Appeal from the District Court of the United States for the Eastern District of Pennsylvania; William H. Kirkpatrick, Judge.
Before BUFFINGTON, WOOLLEY, and DAVIS, Circuit Judges.
This is an appeal from a decree disallowing the claim of Flora E. Smyth filed with the trustee in bankruptcy of the estate of Michael A. Leibowitz, Benjamin Leibowitz, and Benjamin Cutler, trading as the Ideal Candy Company.
This case was here before, and we then decided that the landlord, Louis A. Shalet, whose building the bankrupts occupied, was entitled to priority for the amount, which was in dispute, of rent due him. We sent the case back for the determination of that amount.
The landlord, while litigation was going on, and some time before March 5, 1929, signified his willingness to compromise his claim for $600. On that date the trustee filed la petition with Referee Hoffman in bankruptcy for leave to compromise the claim.

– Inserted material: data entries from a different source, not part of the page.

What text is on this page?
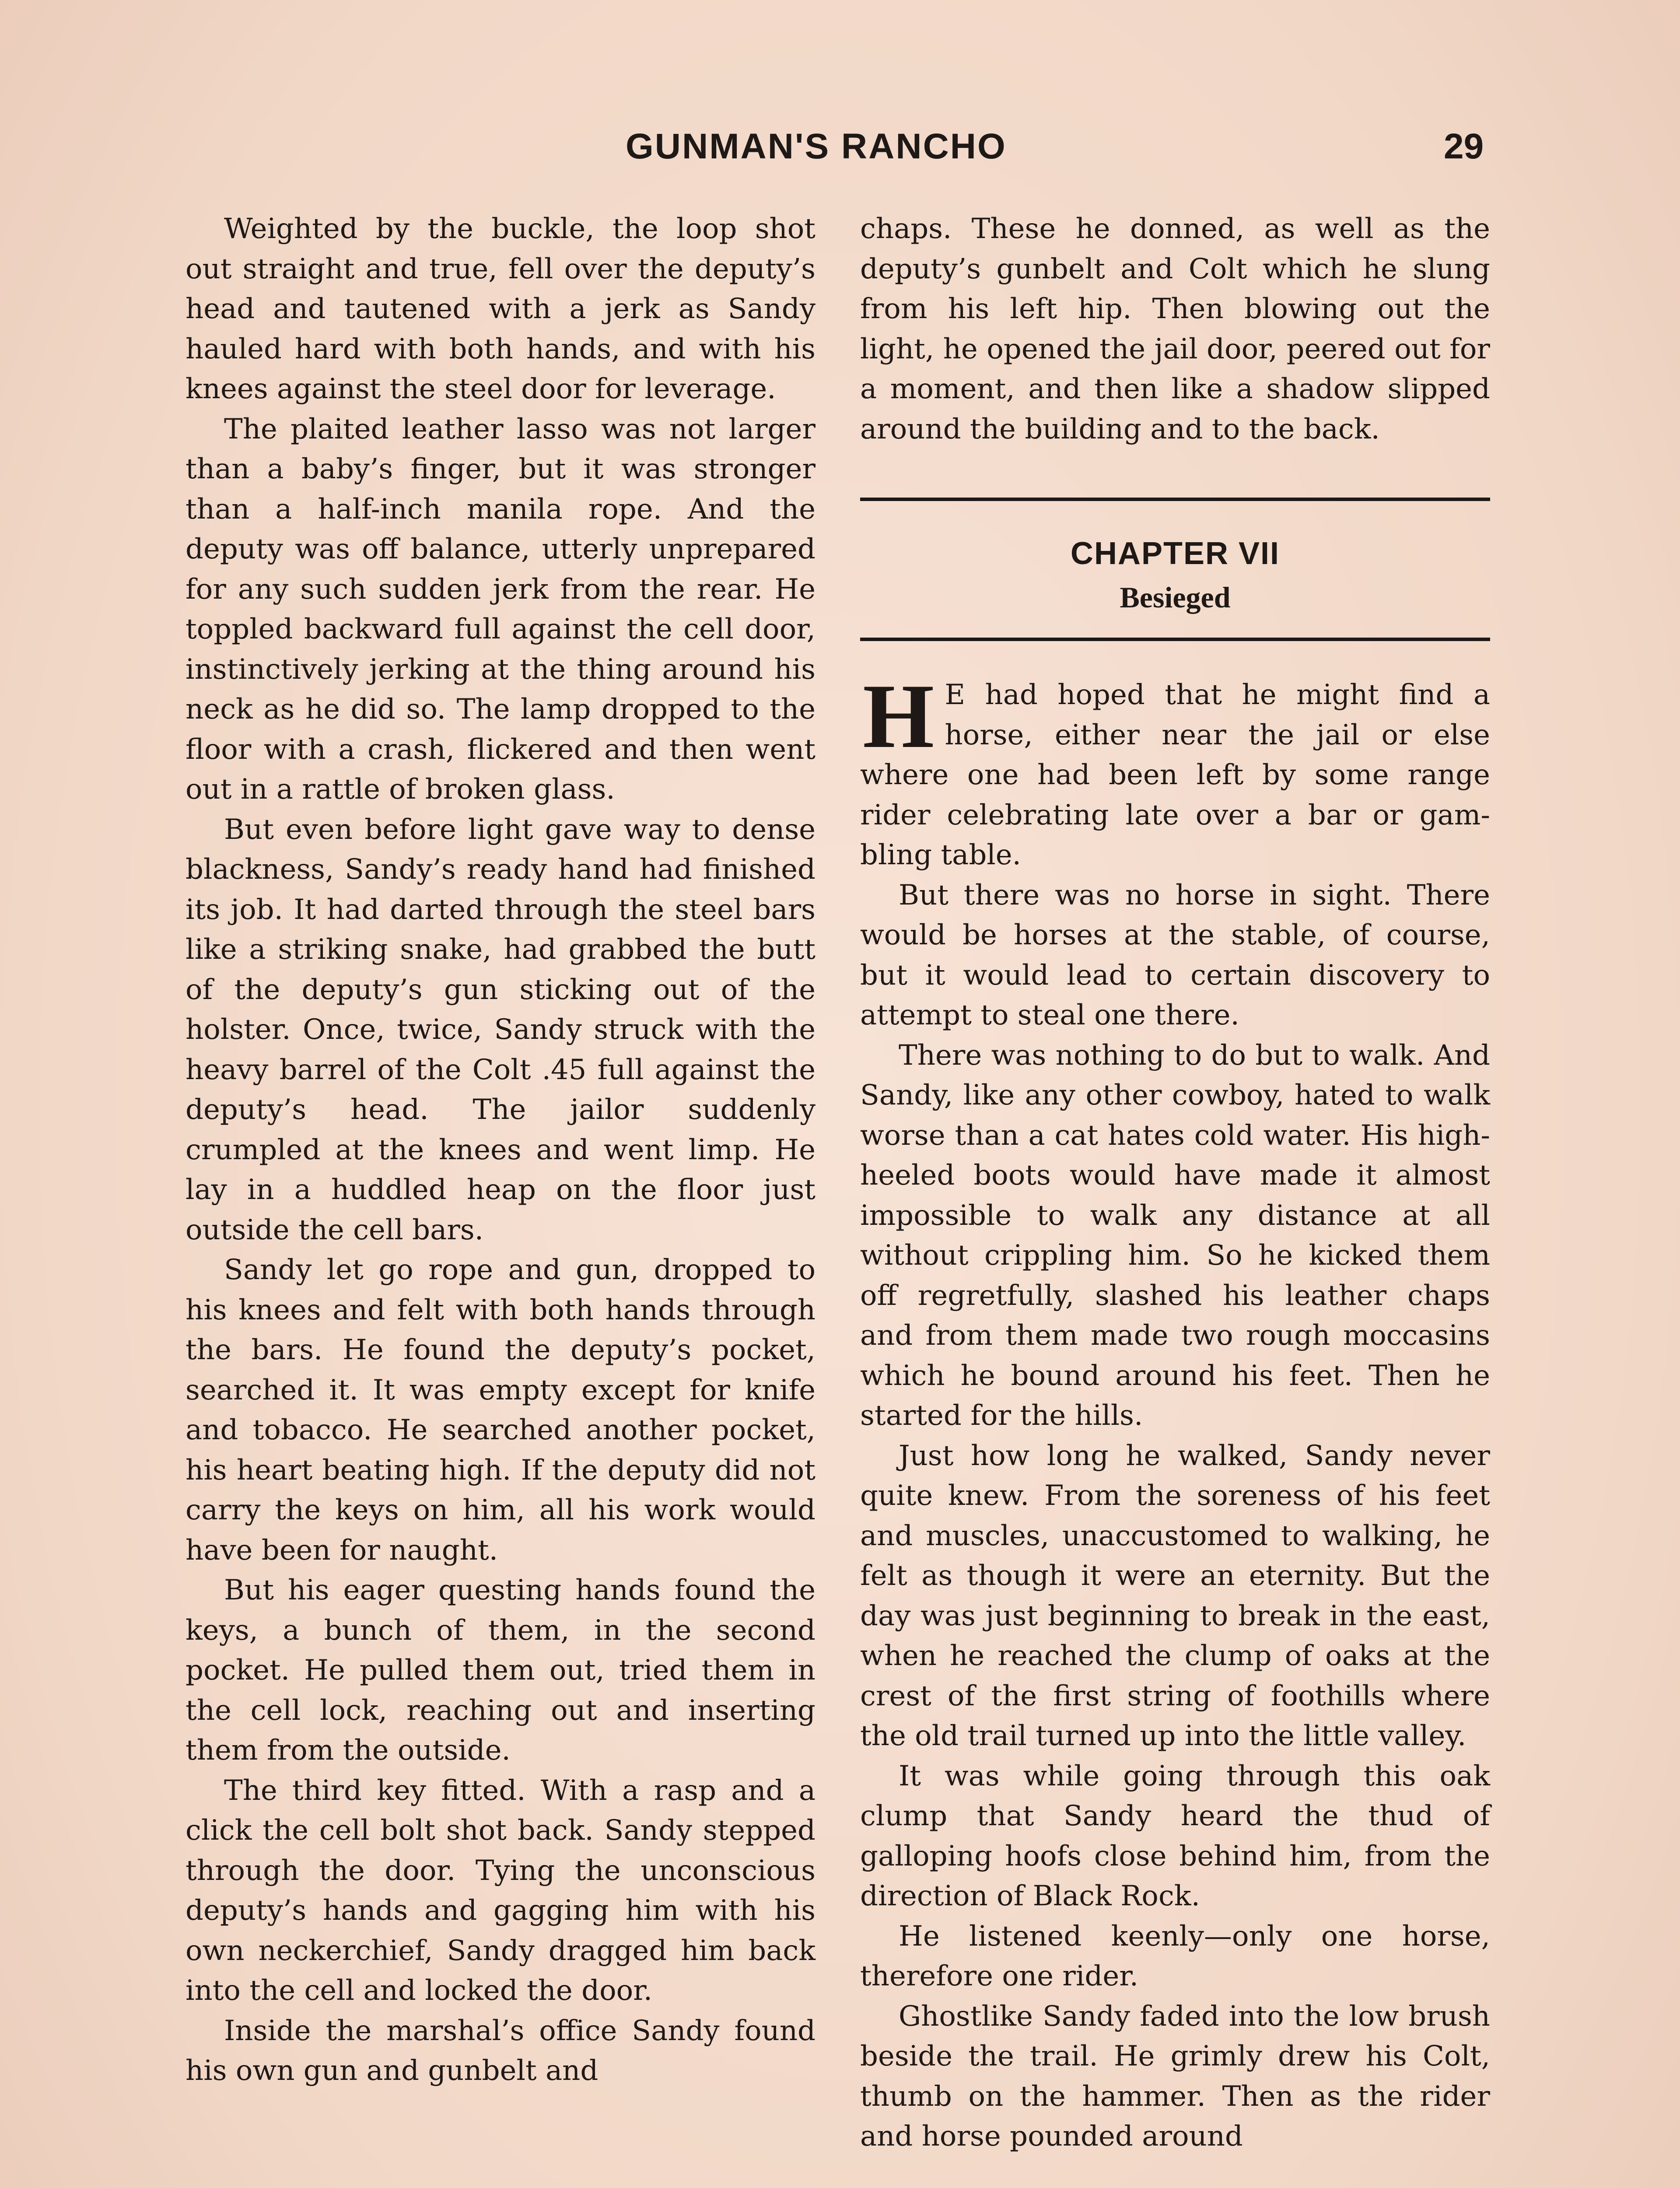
GUNMAN'S RANCHO	29

Weighted by the buckle, the loop shot out straight and true, fell over the deputy’s head and tautened with a jerk as Sandy hauled hard with both hands, and with his knees against the steel door for leverage.

The plaited leather lasso was not larger than a baby’s finger, but it was stronger than a half-inch manila rope. And the deputy was off balance, utterly unprepared for any such sudden jerk from the rear. He toppled backward full against the cell door, instinctively jerking at the thing around his neck as he did so. The lamp dropped to the floor with a crash, flickered and then went out in a rattle of broken glass.

But even before light gave way to dense blackness, Sandy’s ready hand had finished its job. It had darted through the steel bars like a striking snake, had grabbed the butt of the deputy’s gun sticking out of the holster. Once, twice, Sandy struck with the heavy barrel of the Colt .45 full against the deputy’s head. The jailor suddenly crumpled at the knees and went limp. He lay in a huddled heap on the floor just outside the cell bars.

Sandy let go rope and gun, dropped to his knees and felt with both hands through the bars. He found the deputy’s pocket, searched it. It was empty except for knife and tobacco. He searched another pocket, his heart beating high. If the deputy did not carry the keys on him, all his work would have been for naught.

But his eager questing hands found the keys, a bunch of them, in the second pocket. He pulled them out, tried them in the cell lock, reaching out and inserting them from the outside.

The third key fitted. With a rasp and a click the cell bolt shot back. Sandy stepped through the door. Tying the unconscious deputy’s hands and gagging him with his own neckerchief, Sandy dragged him back into the cell and locked the door.

Inside the marshal’s office Sandy found his own gun and gunbelt and

chaps. These he donned, as well as the deputy’s gunbelt and Colt which he slung from his left hip. Then blowing out the light, he opened the jail door, peered out for a moment, and then like a shadow slipped around the building and to the back.

CHAPTER VII
Besieged

H E had hoped that he might find a horse, either near the jail or else where one had been left by some range rider celebrating late over a bar or gambling table.

But there was no horse in sight. There would be horses at the stable, of course, but it would lead to certain discovery to attempt to steal one there.

There was nothing to do but to walk. And Sandy, like any other cowboy, hated to walk worse than a cat hates cold water. His high-heeled boots would have made it almost impossible to walk any distance at all without crippling him. So he kicked them off regretfully, slashed his leather chaps and from them made two rough moccasins which he bound around his feet. Then he started for the hills.

Just how long he walked, Sandy never quite knew. From the soreness of his feet and muscles, unaccustomed to walking, he felt as though it were an eternity. But the day was just beginning to break in the east, when he reached the clump of oaks at the crest of the first string of foothills where the old trail turned up into the little valley.

It was while going through this oak clump that Sandy heard the thud of galloping hoofs close behind him, from the direction of Black Rock.

He listened keenly—only one horse, therefore one rider.

Ghostlike Sandy faded into the low brush beside the trail. He grimly drew his Colt, thumb on the hammer. Then as the rider and horse pounded around
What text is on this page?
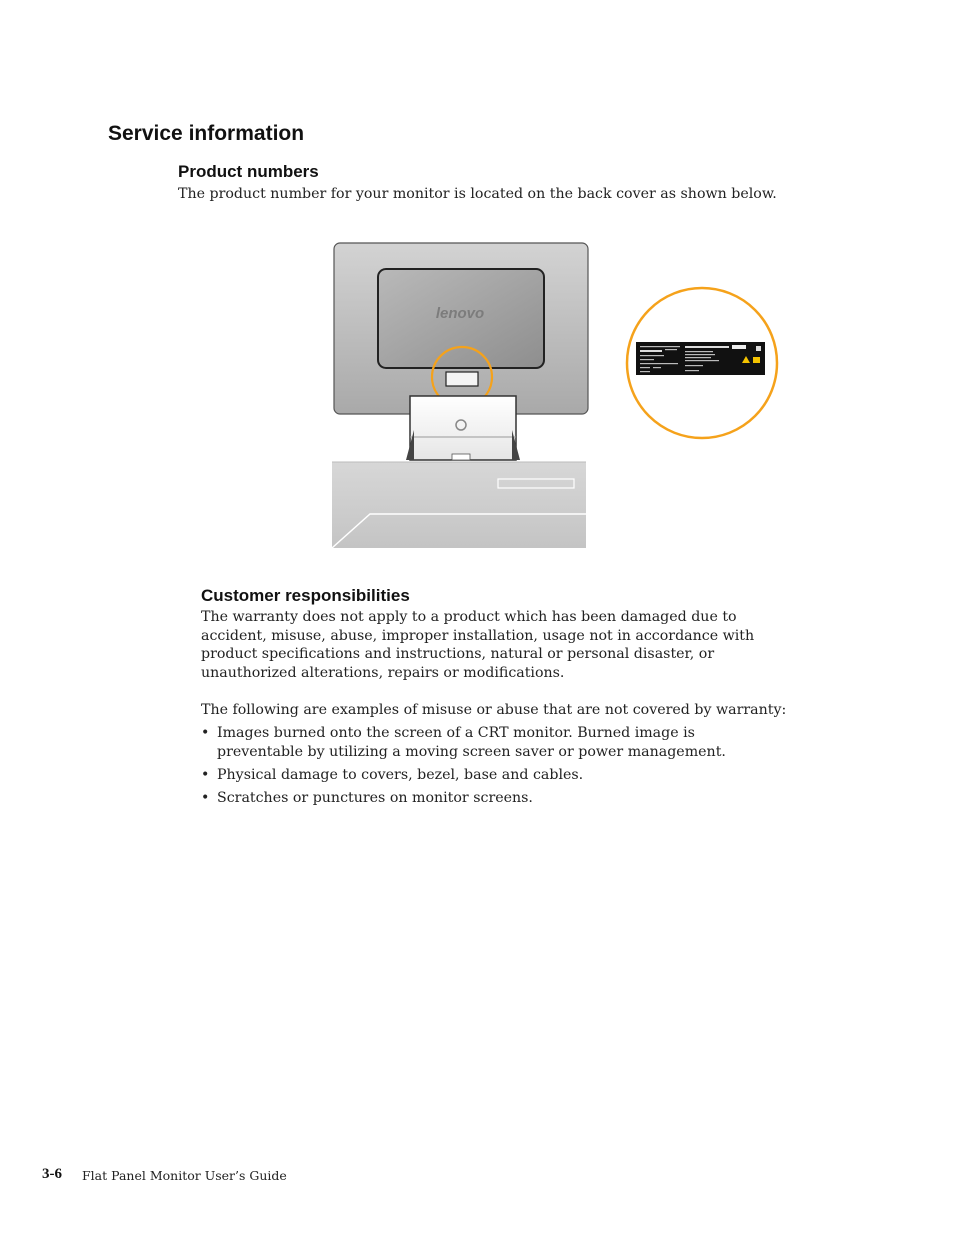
Service information
Product numbers
The product number for your monitor is located on the back cover as shown below.
lenovo
Customer responsibilities
The warranty does not apply to a product which has been damaged due to accident, misuse, abuse, improper installation, usage not in accordance with product specifications and instructions, natural or personal disaster, or unauthorized alterations, repairs or modifications.
The following are examples of misuse or abuse that are not covered by warranty:
• Images burned onto the screen of a CRT monitor. Burned image is preventable by utilizing a moving screen saver or power management.
• Physical damage to covers, bezel, base and cables.
• Scratches or punctures on monitor screens.
3-6 Flat Panel Monitor User’s Guide
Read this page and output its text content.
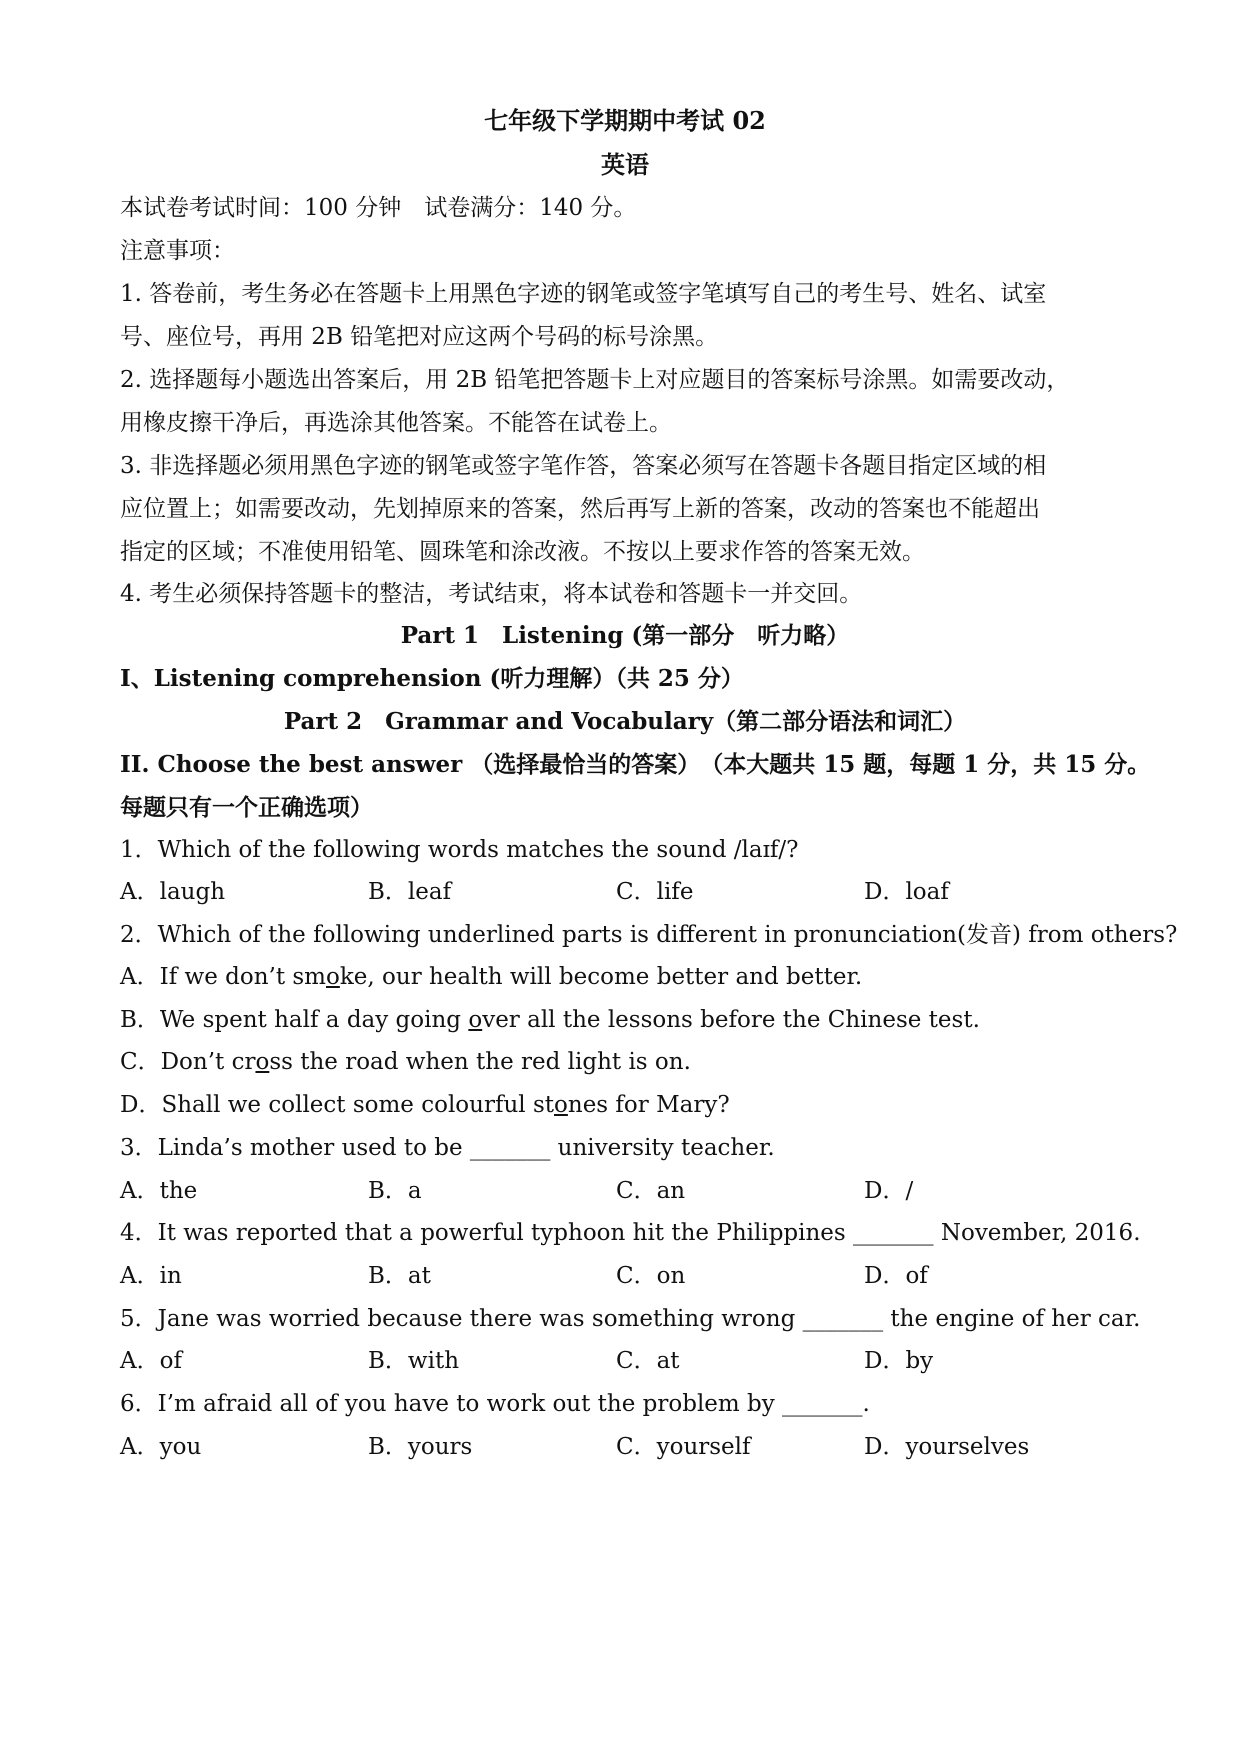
七年级下学期期中考试 02
英语
本试卷考试时间：100 分钟　试卷满分：140 分。
注意事项：
1. 答卷前，考生务必在答题卡上用黑色字迹的钢笔或签字笔填写自己的考生号、姓名、试室
号、座位号，再用 2B 铅笔把对应这两个号码的标号涂黑。
2. 选择题每小题选出答案后，用 2B 铅笔把答题卡上对应题目的答案标号涂黑。如需要改动，
用橡皮擦干净后，再选涂其他答案。不能答在试卷上。
3. 非选择题必须用黑色字迹的钢笔或签字笔作答，答案必须写在答题卡各题目指定区域的相
应位置上；如需要改动，先划掉原来的答案，然后再写上新的答案，改动的答案也不能超出
指定的区域；不准使用铅笔、圆珠笔和涂改液。不按以上要求作答的答案无效。
4. 考生必须保持答题卡的整洁，考试结束，将本试卷和答题卡一并交回。
Part 1　Listening (第一部分　听力略）
I、Listening comprehension (听力理解）（共 25 分）
Part 2　Grammar and Vocabulary（第二部分语法和词汇）
II. Choose the best answer （选择最恰当的答案）　（本大题共 15 题，每题 1 分，共 15 分。
每题只有一个正确选项）
1．Which of the following words matches the sound /laɪf/?
A．laugh	B．leaf	C．life	D．loaf
2．Which of the following underlined parts is different in pronunciation(发音) from others?
A．If we don’t smoke, our health will become better and better.
B．We spent half a day going over all the lessons before the Chinese test.
C．Don’t cross the road when the red light is on.
D．Shall we collect some colourful stones for Mary?
3．Linda’s mother used to be _______ university teacher.
A．the	B．a	C．an	D．/
4．It was reported that a powerful typhoon hit the Philippines _______ November, 2016.
A．in	B．at	C．on	D．of
5．Jane was worried because there was something wrong _______ the engine of her car.
A．of	B．with	C．at	D．by
6．I’m afraid all of you have to work out the problem by _______.
A．you	B．yours	C．yourself	D．yourselves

On March 11, 1929, the landlord assigned the claim to Flora E. Shultz, the maiden name of Flora E. Smyth, appellant, for $600, which was paid by her out of a bank account kept in her maiden name, and executed a power of attorney to Charles L. Smyth, Esq., her husband, to prosecute the claim to final result. It does not appear that this was known to the trustee or referee, for on the 15th of that month, Referee Amram, to whom the case had been referred after the death of Referee Hoffman, sent out notices to creditors of a meeting to be held on March 26, 1929, to consider the petition to compromise the claim.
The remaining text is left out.